Citrix has released security upgrades for a high-severity protection weakness that could cause privilege increase in some circumstances and affect NetScaler Unit ( previously NetScaler ADM) and NetScaler Agent.
The risk, tracked as , has been given a CVSS v4 report of 8.8 out of a maximum of 10.0
If the NetScaler Console Agent is deployed and enables an intruder to perform post-compromise activities, it has been described as a case of poor luxury control that could lead to authorized luxury increase.
The issue is brought on by inadequate privilege management, which could be used by an authorized harmful actor to carry out commands without getting additional permission, according to Netscaler.
However, just authorized users with existing access to the NetScaler Console you utilize this risk, limiting the threat surface to only authorized users.
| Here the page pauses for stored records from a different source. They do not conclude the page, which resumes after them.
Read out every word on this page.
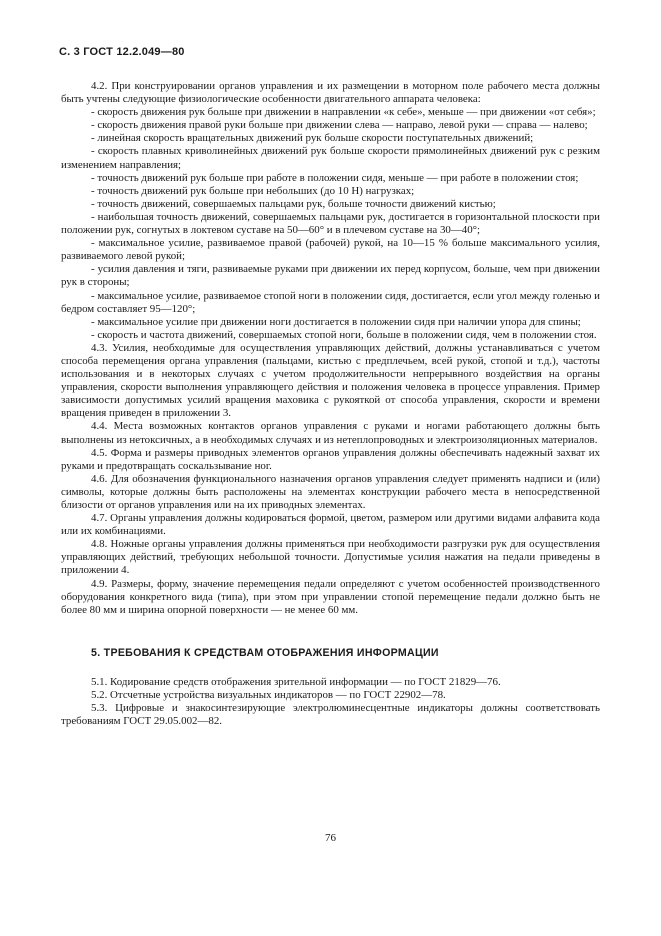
С. 3 ГОСТ 12.2.049—80

4.2. При конструировании органов управления и их размещении в моторном поле рабочего места должны быть учтены следующие физиологические особенности двигательного аппарата человека:

- скорость движения рук больше при движении в направлении «к себе», меньше — при движении «от себя»;

- скорость движения правой руки больше при движении слева — направо, левой руки — справа — налево;

- линейная скорость вращательных движений рук больше скорости поступательных движений;

- скорость плавных криволинейных движений рук больше скорости прямолинейных движений рук с резким изменением направления;

- точность движений рук больше при работе в положении сидя, меньше — при работе в положении стоя;

- точность движений рук больше при небольших (до 10 Н) нагрузках;

- точность движений, совершаемых пальцами рук, больше точности движений кистью;

- наибольшая точность движений, совершаемых пальцами рук, достигается в горизонтальной плоскости при положении рук, согнутых в локтевом суставе на 50—60° и в плечевом суставе на 30—40°;

- максимальное усилие, развиваемое правой (рабочей) рукой, на 10—15 % больше максимального усилия, развиваемого левой рукой;

- усилия давления и тяги, развиваемые руками при движении их перед корпусом, больше, чем при движении рук в стороны;

- максимальное усилие, развиваемое стопой ноги в положении сидя, достигается, если угол между голенью и бедром составляет 95—120°;

- максимальное усилие при движении ноги достигается в положении сидя при наличии упора для спины;

- скорость и частота движений, совершаемых стопой ноги, больше в положении сидя, чем в положении стоя.

4.3. Усилия, необходимые для осуществления управляющих действий, должны устанавливаться с учетом способа перемещения органа управления (пальцами, кистью с предплечьем, всей рукой, стопой и т.д.), частоты использования и в некоторых случаях с учетом продолжительности непрерывного воздействия на органы управления, скорости выполнения управляющего действия и положения человека в процессе управления. Пример зависимости допустимых усилий вращения маховика с рукояткой от способа управления, скорости и времени вращения приведен в приложении 3.

4.4. Места возможных контактов органов управления с руками и ногами работающего должны быть выполнены из нетоксичных, а в необходимых случаях и из нетеплопроводных и электроизоляционных материалов.

4.5. Форма и размеры приводных элементов органов управления должны обеспечивать надежный захват их руками и предотвращать соскальзывание ног.

4.6. Для обозначения функционального назначения органов управления следует применять надписи и (или) символы, которые должны быть расположены на элементах конструкции рабочего места в непосредственной близости от органов управления или на их приводных элементах.

4.7. Органы управления должны кодироваться формой, цветом, размером или другими видами алфавита кода или их комбинациями.

4.8. Ножные органы управления должны применяться при необходимости разгрузки рук для осуществления управляющих действий, требующих небольшой точности. Допустимые усилия нажатия на педали приведены в приложении 4.

4.9. Размеры, форму, значение перемещения педали определяют с учетом особенностей производственного оборудования конкретного вида (типа), при этом при управлении стопой перемещение педали должно быть не более 80 мм и ширина опорной поверхности — не менее 60 мм.

5. ТРЕБОВАНИЯ К СРЕДСТВАМ ОТОБРАЖЕНИЯ ИНФОРМАЦИИ

5.1. Кодирование средств отображения зрительной информации — по ГОСТ 21829—76.

5.2. Отсчетные устройства визуальных индикаторов — по ГОСТ 22902—78.

5.3. Цифровые и знакосинтезирующие электролюминесцентные индикаторы должны соответствовать требованиям ГОСТ 29.05.002—82.

76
The issue has an impact on the following types:
- NetScaler Console 14.1 before 14.1-38.53
- NetScaler Console 13.1 before 13.1-56.18
- NetScaler Agent 14.1 before 14.1-38.53
- NetScaler Agent 13.1 before 13.1-56.18
In the following program versions, it has been cleaned up.
- NetScaler Console 14.1-38.53 and afterward produces
- NetScaler Console 13.1-56.18 and afterward discharges of 13.1
- NetScaler Agent 14.1-38.53 and afterwards produces
- NetScaler Agent 13.1-56.18 and afterward discharges of 13.1
Consumers of NetScaler Console and NetScaler Agent are urged by Cloud Software Group to mount the appropriate updated versions as soon as possible, the company said, adding that there are no workarounds to the issue.
Consumers who are using Citrix-managed NetScaler Console Service are not required to take any action, though.